Friday, 10 June 2022

The crazy part of our democrazy: How monetised politics is pushing us to the edge.




 
While heavenly rain made people seek shelter in some places on convention days, others elsewhere savoured the rain of dollars from the presidential aspirants of PDP and APC. Did Moghalu just insinuate it did at the ADC too? All I know now is that the winners clinched their party’s nomination tickets through clandestine and covert negotiations as the delegates who are our ‘egg-heads’ have been ensnared by filthy lucre. They left the candidate that had something for their future for the one that gave something ‘now’. We all are the losers. The primaries are now over, and many are thinking how did we get here? While some of these men were strategizing how to win, a Prime Minister elsewhere had his heart in his mouth for contravening lockdown rules.
 The big 2 have offered us moneybags, we must now choose between Atiku Abubakar, a former Vice President, and Bola Tinubu, a former governor. But we have other aspirants, don’t we? When they say other candidates don’t have a structure, what they mean is that they don’t have money. Sadly, that is very true. They have monetised our polity, the delegate’s poverty needs to be cured today before he can think about tomorrow. Afterall, what if tomorrow never comes?

The level of poverty is a design of the political elites to keep using these voters when they are needed. We all remember how CACOVID food supplies were hoarded, and they wanted us to be begging for it. We are so blessed, we should not be thinking of what to eat tomorrow, yet we lack food. A serious government will create an enabling environment for the private sector to boom or provide jobs or government support for people without jobs. In other places, there are food banks here and there and not having something to eat is almost a matter of choice. We should learn that every kobo spent by these contenders to get this office are not for charitable causes, they will be recovered in multiple folds when they get the position they so crave.

These primary elections have revealed to us that we are in a pseudo-democracy. The best rainmakers won in the primaries. We can blame the delegates, but what justification do we have when these delegates reflect what many Nigerians exhibit daily? Most of us complain when we are not in that position of authority but once we get there, we change. Many Nigerians will use their position of authority to get what they want at the Police Stations, at the Local government, in their school, in their immediate community, even in the courts, and this is exactly what these aspirants have done.
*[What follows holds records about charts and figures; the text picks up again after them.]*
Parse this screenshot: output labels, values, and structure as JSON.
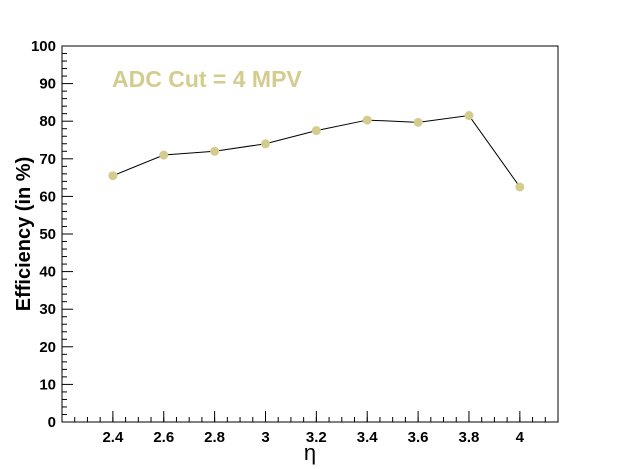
{
  "chart_data": {
    "type": "scatter",
    "annotation": "ADC Cut = 4 MPV",
    "xlabel": "η",
    "ylabel": "Efficiency (in %)",
    "xlim": [
      2.2,
      4.15
    ],
    "ylim": [
      0,
      100
    ],
    "x_ticks": [
      "2.4",
      "2.6",
      "2.8",
      "3",
      "3.2",
      "3.4",
      "3.6",
      "3.8",
      "4"
    ],
    "y_ticks": [
      "0",
      "10",
      "20",
      "30",
      "40",
      "50",
      "60",
      "70",
      "80",
      "90",
      "100"
    ],
    "grid": false,
    "line_color": "#000000",
    "marker_color": "#d4cc8e",
    "annotation_color": "#d4cc8e",
    "points": [
      {
        "x": 2.4,
        "y": 65.5
      },
      {
        "x": 2.6,
        "y": 71.0
      },
      {
        "x": 2.8,
        "y": 72.0
      },
      {
        "x": 3.0,
        "y": 74.0
      },
      {
        "x": 3.2,
        "y": 77.5
      },
      {
        "x": 3.4,
        "y": 80.3
      },
      {
        "x": 3.6,
        "y": 79.7
      },
      {
        "x": 3.8,
        "y": 81.5
      },
      {
        "x": 4.0,
        "y": 62.5
      }
    ]
  }
}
Atiku and Tinubu have many things in common. They both vacated their last office on the same day over 15 years ago and both have questionable wealth. No doubt they are political allies who have used their past positions in public offices to create businesses that rake in big money for them. Both have been accused of tax default or fraud over the years. Does their inexplicable wealth ever bother us? Both will come on air tomorrow to castigate the party of the other and how much destruction the party of the other has pilled on Nigerians while pretending that their emergence in the first place is flawless. Party delegates have laughed to the bank and given us the highest bidders in their respective parties. Governors and lawmakers have cut their own deals too. On election day more dollars will put one of them in charge (I hope not) and we go again, complaining for years. If the vote buying at the primaries are exterminated and cut off, better aspirants at primaries will mean absence of vote buying at the general election. We cannot continue to complain of the same thing every four years and do nothing about it. Many wanted these parties to field Peter Obi and Yemi Osinbajo, but the war chest goes beyond the good intent of good men.
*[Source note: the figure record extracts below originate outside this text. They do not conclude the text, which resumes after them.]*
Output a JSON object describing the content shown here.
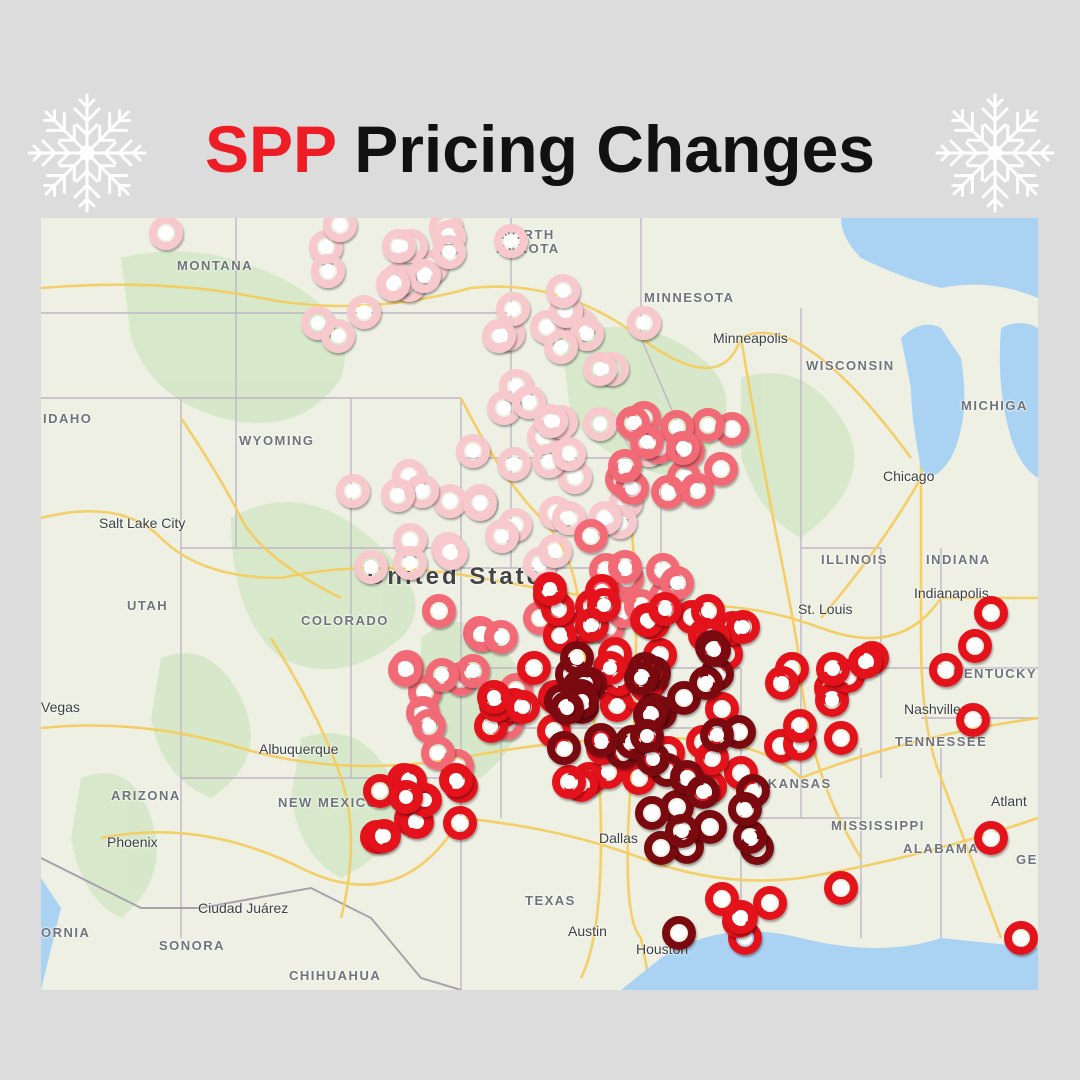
{
  "title": {
    "accent": "SPP",
    "rest": " Pricing Changes"
  },
  "colors": {
    "accent": "#ee1c24",
    "marker_light": "#f7c9cd",
    "marker_pink": "#f26a76",
    "marker_red": "#e3121b",
    "marker_dark": "#7a0a10",
    "water": "#aad3f3",
    "land": "#eef0e4"
  },
  "icons": [
    "snowflake-icon",
    "snowflake-icon",
    "map-marker-icon"
  ],
  "map": {
    "country_label": "United States",
    "state_labels": [
      "MONTANA",
      "NORTH",
      "DAKOTA",
      "MINNESOTA",
      "WISCONSIN",
      "MICHIGA",
      "IDAHO",
      "WYOMING",
      "UTAH",
      "COLORADO",
      "ILLINOIS",
      "INDIANA",
      "KENTUCKY",
      "TENNESSEE",
      "ARIZONA",
      "NEW MEXICO",
      "ARKANSAS",
      "MISSISSIPPI",
      "ALABAMA",
      "TEXAS",
      "SONORA",
      "CHIHUAHUA",
      "ORNIA",
      "GE"
    ],
    "city_labels": [
      "Minneapolis",
      "Chicago",
      "Salt Lake City",
      "St. Louis",
      "Indianapolis",
      "Nashville",
      "Albuquerque",
      "Phoenix",
      "Dallas",
      "Austin",
      "Houston",
      "Atlant",
      "Ciudad Juárez",
      "Vegas"
    ]
  }
}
It is true that developed nations must have gone through their own difficult moments to nurture and perfect their democracies. But it is also true that we can learn from their mistakes and leapfrog their formative era errors, but we choose to wallow in our own misery. Its criminal that our political elites have weaponised poverty to be able to use it against us. The ugliest financial crimes are here, and the law enforcement have chosen to take a nap. Politicians at that level will not overtly share money at the event and the presence of law enforcement agents will achieve very little. Get the names of delegates and investigate them. If we choose to turn a blind eye, we will keep complaining for decades. We need to fight this electoral crime if we need this nation to progress, else these modern-day neo-colonialists and imperialists will keep us subdued and colonised for a long time. If the Professor is also guilty, let there be consequences for actions. We need to save an atrophying nation.